Результаты, достигнутые Безбородко во время переговоров, объяснялись фактическим отсутствием у России ресурсов для продолжения войны. Война на два фронта истощила казну настолько, что даже Ясский мир был выгоден России, ибо для большего у нее отсутствовали возможности.

Недоброжелатель Ростопчин писал по поводу заключения Безбородко Ясского мира: «Он теперь собирает на пути должную дань хвалений и предполагает быть здесь (в Петербурге. — Н. П.) около 20 числа; но думают, что он ускорит свой приезд вследствие последнего письма императрицы, где она говорит ему, что он окажет ей новую услугу, если прибудет к ней как можно скорее»[505].

Какие неотложные дела вынудили Екатерину торопить Безбородко? Оказалось, дворцовые интриги, воля фаворита Зубова, а не самой императрицы.

За два с половиной месяца отсутствия Безбородко в Петербурге Зубов прибрал к рукам дела, которыми ведал Александр Андреевич. Но внешнеполитические заботы недалекому Зубову были не по плечу, и ему требовался советчик. Выбор Зубова пал на Аркадия Ивановича Моркова, третьего советника Коллегии иностранных дел, обязанного своей карьере Безбородко. Морков решил поменять покровителя и переметнулся на сторону Зубова, которому, как писал Ростопчин, он был «необходим для прикрытия его невежества, довольно, впрочем, извинительного. Предполагается, что они (Зубов и Морков. — Н. П.) трудятся вместе и последний курьер получил свои депеши от г. Моркова без ведома графа Безбородко и вице-президента. Все дела в его руках, и он идет быстрыми шагами к высокому положению»[506].

Впрочем, Ростопчин неточно излагает события. Более соответствует истине описание происшедших изменений при дворе, выполненное приятелем Безбородко, статс-секретарем Екатерины П. В. Завадовским. Уступчивый, любивший покой, во всем стремившийся угодить Безбородко статс-секретарь искал случая примирения с фаворитом, отношения с которым складывались не лучшим образом.

Граф, по словам Завадовского, «разжигаясь честолюбием, равно и легкомысленностью захватить весь кредит, когда не стало князя, кинулся в Яссы. При отъезде из трусости врожденной поручил внутренний портфель Зубову, а иностранных дел — Моркову.
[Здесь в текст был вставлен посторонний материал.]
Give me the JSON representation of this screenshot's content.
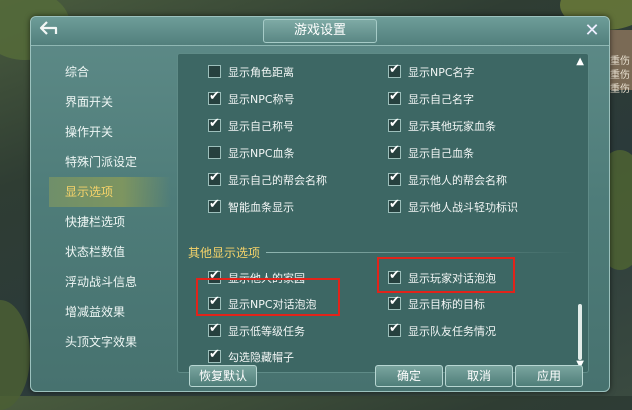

Последнего разумел себе первым другом; и у первого думал там найтить связь. Возвратившемуся после мира в голубой ленте, при первой встрече дано почувствовать, что дела уже не в его руках. И так, с тех пор без изъятия Зубов управляет всеми внутренними делами, Моркова, имея под собою, для письма иностранного».

Несколько личных писем императрицы к Безбородко с настойчивым требованием двигаться быстрее в столицу вызвали взаимное недовольство. Екатерина была недовольна медлительностью графа, а Безбородко был недоволен тем, что императрица, не установив причин задержки, выразила порицание: оказалось, что граф дорогою занемог. А. Р. Воронцову пришлось выслушивать претензии Безбородко, которые тот не посмел высказать императрице: «Кажется и то заслужил, чтоб не гнать меня по курьерски и дать хотя спокойно и прохладно путь совершить. Я же и теперь с кашлем и насморком».

Более всего Безбородко возмутился после того, как узнал, ради чего его торопили с приездом в Петербург, — как выяснилось, чтобы быть в услужении у Зубова. Подобной роли Безбородко не выполнял даже у всесильного Потемкина. Честолюбивый граф рассудил, что на его долю выпадет вся черновая работа, а славу за нее получит фаворит. Не вызвало радости Безбородко и то обстоятельство, что Зубов отнял у него престижные дела, оставив ему второстепенные, требующие заботы, но «ни чести, ни славы не влекущие».

Безбородко ожидал еще один неприятный сюрприз — он счел себя обиженным наградами, поскольку в списке значился рядом с Державиным, Храповицким и другими, «у которых еще и дела никакого нет». Александр Андреевич выразил желание, чтобы он, как и прежде, занимался внешнеполитическими делами и был освобожден от обременяющих его «безделиц», которые не соответствуют ни его интересам, ни его репутации человека, знающего свое дело.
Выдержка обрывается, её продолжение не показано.